# Water bucket cooler to help dry air compressor air



## SteveEl

Anybody use the water-bucket trick for cooling down your air compressor line before filtering the condensate? Please tell and share pics! 

I am building the air hose reel in Shoptnotes 41 and realized the black iron pipe won't take kindly to condensate (not to mention my nailers)








I'll post a pic or two when done.


----------



## Steve Neul

I think it's enough to run your air line like the compressor manufacturers recommend. Run a pipe verticle up from the compressor tank and then down to your line air. Gravity will run the overwhelming majority of moisture back to the tank. I don't even use a water trap and I don't really get any water in my air however I live in a pretty dry climate in central Texas.


----------



## cabinetman

Water in the line and in the tank results from hot/warm air cooling and condensing. The longer your airline is, the cooler the air will be. Along the way, the airline will collect moisture, and it will collect into enough to make water, not just a damp lining in the hose. 

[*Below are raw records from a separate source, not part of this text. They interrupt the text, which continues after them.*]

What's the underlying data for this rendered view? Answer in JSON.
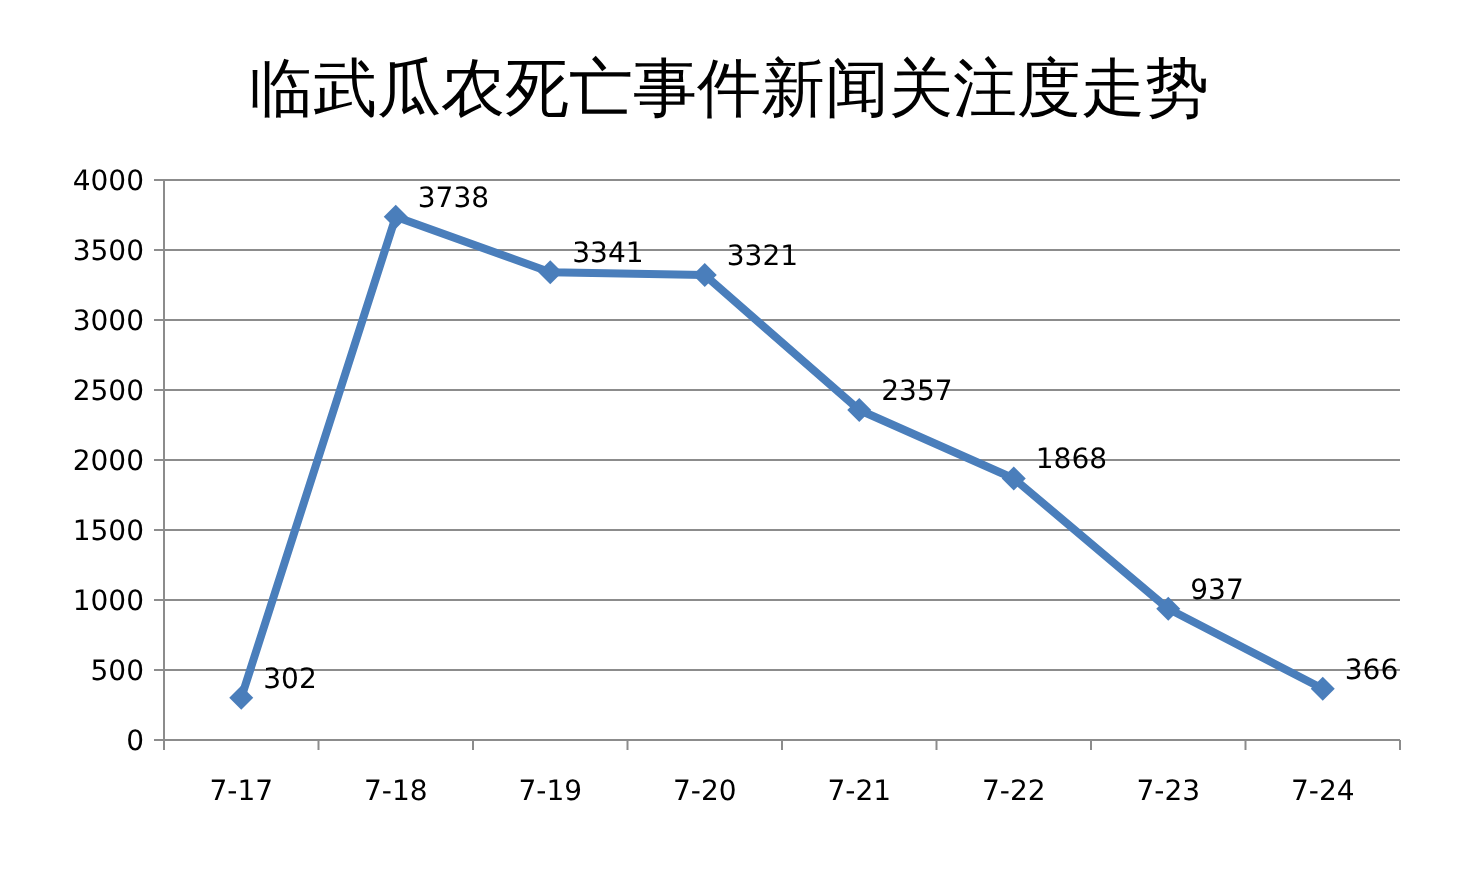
{
  "chart_data": {
    "type": "line",
    "title": "临武瓜农死亡事件新闻关注度走势",
    "categories": [
      "7-17",
      "7-18",
      "7-19",
      "7-20",
      "7-21",
      "7-22",
      "7-23",
      "7-24"
    ],
    "series": [
      {
        "color": "#4a7ebb",
        "values": [
          302,
          3738,
          3341,
          3321,
          2357,
          1868,
          937,
          366
        ]
      }
    ],
    "ylim": [
      0,
      4000
    ],
    "yticks": [
      0,
      500,
      1000,
      1500,
      2000,
      2500,
      3000,
      3500,
      4000
    ],
    "grid": "y",
    "marker": "diamond",
    "line_style": "solid",
    "data_labels": true
  }
}
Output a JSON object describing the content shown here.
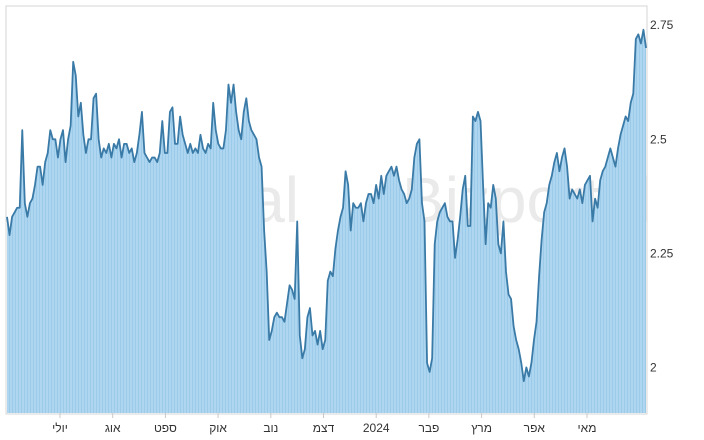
{
  "chart_data": {
    "type": "area",
    "title": "",
    "xlabel": "",
    "ylabel": "",
    "ylim": [
      1.9,
      2.79
    ],
    "y_ticks": [
      2,
      2.25,
      2.5,
      2.75
    ],
    "y_tick_labels": [
      "2",
      "2.25",
      "2.5",
      "2.75"
    ],
    "y_axis_position": "right",
    "grid": false,
    "legend": "none",
    "x_tick_labels": [
      "יולי",
      "אוג",
      "ספט",
      "אוק",
      "נוב",
      "דצמ",
      "2024",
      "פבר",
      "מרץ",
      "אפר",
      "מאי"
    ],
    "watermark": "Bizportal",
    "colors": {
      "line": "#3a7aa7",
      "fill": "#a9d3ee",
      "border": "#d6d6d6",
      "text": "#333333",
      "watermark": "#d9d9d9"
    },
    "series": [
      {
        "values": [
          2.33,
          2.29,
          2.33,
          2.34,
          2.35,
          2.35,
          2.52,
          2.36,
          2.33,
          2.36,
          2.37,
          2.4,
          2.44,
          2.44,
          2.4,
          2.45,
          2.47,
          2.52,
          2.5,
          2.5,
          2.46,
          2.5,
          2.52,
          2.45,
          2.5,
          2.53,
          2.67,
          2.64,
          2.55,
          2.58,
          2.51,
          2.47,
          2.5,
          2.5,
          2.59,
          2.6,
          2.5,
          2.46,
          2.48,
          2.47,
          2.49,
          2.46,
          2.49,
          2.48,
          2.5,
          2.46,
          2.49,
          2.49,
          2.47,
          2.48,
          2.45,
          2.47,
          2.51,
          2.56,
          2.47,
          2.46,
          2.45,
          2.46,
          2.46,
          2.45,
          2.47,
          2.54,
          2.47,
          2.47,
          2.56,
          2.57,
          2.49,
          2.49,
          2.55,
          2.51,
          2.49,
          2.47,
          2.49,
          2.47,
          2.48,
          2.47,
          2.51,
          2.48,
          2.47,
          2.49,
          2.48,
          2.58,
          2.52,
          2.49,
          2.48,
          2.48,
          2.52,
          2.62,
          2.58,
          2.62,
          2.56,
          2.52,
          2.5,
          2.56,
          2.59,
          2.54,
          2.52,
          2.51,
          2.5,
          2.46,
          2.44,
          2.3,
          2.21,
          2.06,
          2.08,
          2.11,
          2.12,
          2.11,
          2.11,
          2.1,
          2.14,
          2.18,
          2.17,
          2.15,
          2.32,
          2.07,
          2.02,
          2.04,
          2.11,
          2.13,
          2.07,
          2.08,
          2.05,
          2.08,
          2.04,
          2.06,
          2.19,
          2.21,
          2.2,
          2.26,
          2.3,
          2.33,
          2.35,
          2.43,
          2.4,
          2.3,
          2.36,
          2.35,
          2.35,
          2.36,
          2.32,
          2.36,
          2.38,
          2.38,
          2.36,
          2.4,
          2.37,
          2.42,
          2.38,
          2.42,
          2.43,
          2.44,
          2.42,
          2.44,
          2.41,
          2.39,
          2.38,
          2.36,
          2.37,
          2.39,
          2.46,
          2.49,
          2.5,
          2.36,
          2.32,
          2.01,
          1.99,
          2.02,
          2.27,
          2.32,
          2.34,
          2.35,
          2.36,
          2.33,
          2.32,
          2.32,
          2.24,
          2.28,
          2.33,
          2.39,
          2.42,
          2.31,
          2.31,
          2.55,
          2.54,
          2.56,
          2.54,
          2.4,
          2.27,
          2.36,
          2.35,
          2.4,
          2.37,
          2.27,
          2.25,
          2.32,
          2.21,
          2.16,
          2.15,
          2.09,
          2.06,
          2.04,
          2.01,
          1.97,
          2.0,
          1.98,
          2.01,
          2.06,
          2.1,
          2.2,
          2.28,
          2.34,
          2.36,
          2.4,
          2.42,
          2.45,
          2.47,
          2.43,
          2.46,
          2.48,
          2.44,
          2.37,
          2.39,
          2.38,
          2.37,
          2.39,
          2.36,
          2.4,
          2.41,
          2.42,
          2.32,
          2.37,
          2.35,
          2.41,
          2.43,
          2.44,
          2.46,
          2.48,
          2.46,
          2.44,
          2.48,
          2.51,
          2.53,
          2.55,
          2.54,
          2.58,
          2.6,
          2.72,
          2.73,
          2.71,
          2.74,
          2.7
        ]
      }
    ]
  }
}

So, there is a method for trapping and evacuating water from the airline. In the picture below, it applies mostly to small shop areas, like one/two car garages. Since you don't have room for a long run, you pipe a route to extend the airline, and trap most of the water so it can be drained easily.
.

























.


----------



## Burb

Whatever you do, please do not use standard PVC pipe. I've seen it blow. Its not pretty.


----------



## SteveEl

Thanks for replies Steve and Cabinetman,



Burb said:


> Whatever you do, please do not use standard PVC pipe. I've seen it blow. Its not pretty.


No worries there, I'm not keen on PVC shrapnel injuries either.

As my sometimes-flooding ancient Pennsylvania basement is often 50-60% RH even with the dehumidifer, I'm still interested in doing more and still have questions.... 

This is the part I'm pretty sure about.... Lets say I lay a run or coil of copper pipe long enough that the compressed air flowing through it eventually reaches the same temp as my shop. Along the way, it cools off. As it cools, the relative humidity goes up. When it reaches 100%, that's the dewpoint and condensation starts in the line... so far so good.

Now for the "does this make sense?" part.....

As the temp in the line keeps falling to the ambient shop temp, doesn't the RH in the line stay the same (100%), and condensation keeps forming? Then, I think we still need some amount of run even at the ambient shop temp to provide surface area for the last bit of condensation to form, which will gradually drop off as you head down the line, so at that point the RH in the line is now at 95.5%. 

QUESTION: Doesn't the RH in the line *stay *at 95.5% until the air in the line either (A) has a temp change, (B) hits dessicating unit, or (C) exits the line into the shop space [at same temp but much lower RH]?

If that's true, then it doesn't take much of a chill in our tools to grab some more grains of moisture out of the line, and that's why I was interested in over-cooling, catching the liquid where it exits the cooling apparatus, and then as the air in the line _warms_ to ambient shop temp, the RH in the line should _fall. _That way, there's less work for filters or dessicators, or if you don't use them, the line air at shop temp should be a lot less than 95.5% RH.... so there's still little chance of condensation even in a tool that's slightly below temp, say, when you had it stored in the cold cabinet near the door.


----------



## cabinetman

I think you're over thinking this a bit. The principle is really pretty simple in that the ambient RH has some affect, but, the fact that compressing air and moving air creates friction...hence heat.

For the best results, add a dryer to your air system. In lieu of that, just add a disposable filter at the air tool being used.


















.


----------



## Trav

The amount of moisture air can hold is relative to the temperature of the air.


----------



## SteveEl

cabinetman said:


> I think you're over thinking this a bit.


That's been known to happen!


----------